Monday, May 31, 2010

Mammoth bones from Southend Beach

My walk of May 19, 2009 was along all the Southend-on-Sea beaches at the latest high tide mark (relatively low 4.6 m predicted range). It started with the discovery of a fossil elephant limb bone fragment on East Beach near the Sea Life Centre. Although formal identification depends on the discovery of the teeth, it seems probable from the size and degree of secondary post-depositional dark phosphate cementation of the white bone, that it came from the Steppe Mammoth Mammuthus trogontherii Pohlia.

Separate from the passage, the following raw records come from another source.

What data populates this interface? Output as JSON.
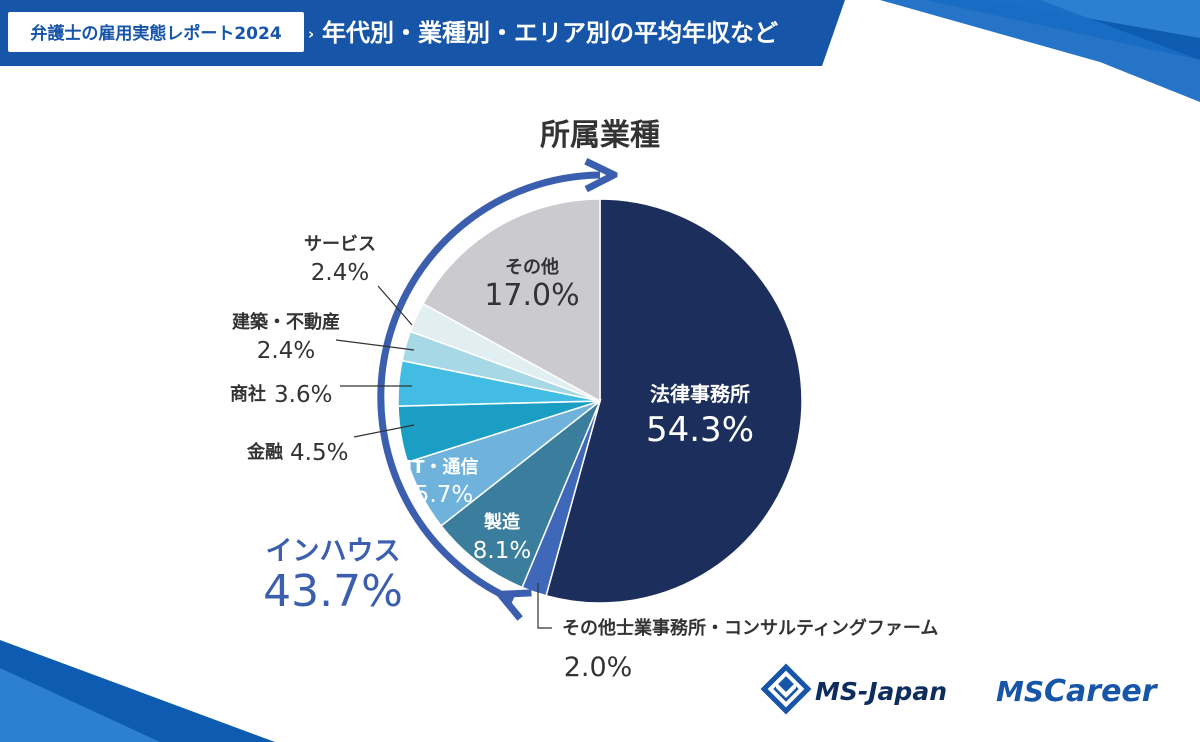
{
  "header": {
    "badge": "弁護士の雇用実態レポート2024",
    "title": "年代別・業種別・エリア別の平均年収など"
  },
  "chart_data": {
    "type": "pie",
    "title": "所属業種",
    "slices": [
      {
        "label": "法律事務所",
        "value": 54.3,
        "display": "54.3%",
        "color": "#1c2f5c"
      },
      {
        "label": "その他士業事務所・コンサルティングファーム",
        "value": 2.0,
        "display": "2.0%",
        "color": "#3f68b8"
      },
      {
        "label": "製造",
        "value": 8.1,
        "display": "8.1%",
        "color": "#3b7d9c"
      },
      {
        "label": "IT・通信",
        "value": 5.7,
        "display": "5.7%",
        "color": "#6fb3dc"
      },
      {
        "label": "金融",
        "value": 4.5,
        "display": "4.5%",
        "color": "#1a9ec4"
      },
      {
        "label": "商社",
        "value": 3.6,
        "display": "3.6%",
        "color": "#42bce2"
      },
      {
        "label": "建築・不動産",
        "value": 2.4,
        "display": "2.4%",
        "color": "#a6d8e6"
      },
      {
        "label": "サービス",
        "value": 2.4,
        "display": "2.4%",
        "color": "#e1eff2"
      },
      {
        "label": "その他",
        "value": 17.0,
        "display": "17.0%",
        "color": "#cbcbcf"
      }
    ],
    "group": {
      "label": "インハウス",
      "value": 43.7,
      "display": "43.7%"
    }
  },
  "logos": {
    "ms_japan": "MS-Japan",
    "ms_career_ms": "MS",
    "ms_career_rest": "Career"
  },
  "colors": {
    "brand_blue": "#1755a8",
    "brand_dark": "#0c3f7a",
    "accent": "#3b5fae"
  }
}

Mammoth species are not generally as large as modern African Elephants, but this particular species was as large as the largest known specimens in the larger sample known to Big Game Hunters and culls in Africa. It was at least 14 feet (14.3m) high at the shoulder and yielded a more intact thigh bone (femur) from Mundesly Beach (Norfolk coast) with a length of 5 feet (1.5m) [A. Lister & P. Bahn Mammoths, MacMillan N.Y. 1994, p.24 x 68]. The East Beach fragment looks like the part of this femur, which is anticlastically curved as it expands into the base of the epiphyses. It has a transverse radius of curvature of 0.116 metres, indicative of a circumference approaching 0.73 m even on the narrower shaft. The axial length parallel to the trabeculae (spaced 1.0± 0.2 mm apart) is 125 mm and a width around 80 mm. The hidden thickness of the bone around the missing marrow cavity is 25 to 30 mm. It shows a transition from a smooth cortex to the pores with 0.3 mm sand, cemented by hydrated iron oxides. The Mundesly bone photograph suggests that a circumference in the unfolded anticlastic region near the epiphyses of around 0.73 m, is equivalent to a minimum shaft circumference around 0.55 m in a femur of 1.5 m length.

A second bone fragment came from the strandline between Walton and Lynton Roads, during a walk on June 26, 2009. This represents the more externally porous surface of an epiphysis with a radius of curvature of only 30 mm. Being less cemented it probably came from a younger Pleistocene deposits than the Cromer Forest-Bed yielding M. trogontherii and the straight Tusked Elephant Palaeoloxodon antiquus (Falconer & Cautley)[another possible source of large bone fragments]. This smaller bone fragment (63 by 38 by 34 mm dimensions) could easily be confused with the pebbles of aerated concrete building blocks often seen in the same strandline; but it differs from them in being denser than seawater and having elongated pores.


The reason why these bones occur at Southend is that gravel was dredged from the North Sea and pumped from the dredgers to reinforce the beach in a large diameter pipeline. The pipeline was moved west from St. Thorpe Hall Avenue to Southend East Beach during the summer of 2002. I visited East Beach showing underlying London Clay when this was going on in June 21, 2002. Due to the gradual process of deposition of new gravel (from east to west if my memory is correct) there are different fossils and concretions related to particular spots along the strandline, even though all of them have been dredged from the North Sea sites. One can deduce that the source seabed was a thin or partial cover of flint and sarsen gravel on London Clay containing concretions, some concretions were bored in the North Sea by the modern bivalve Barnea pendula Pennant. According to Jeff Saward, who collected from the Southend beach in the winter of 2002-3, this source area was “12 miles of Felixstowe” and yielded a mammoth tooth as well as mammoth bone to him then (see report on his talk of September 2003 by Roger Coleman on pages 3-4 of Essex Rock and Mineral Society Newsletter, Number 237, October 2003)

Outside the area between central Thorpe Bay and Southend Pier, gravel has been added from time to time by trucks from other sources, which do not appear to contain large fossils. Here the London Clay is still present on the beach and is still a source of the grey insitu finds still also available at East Beach in 2010.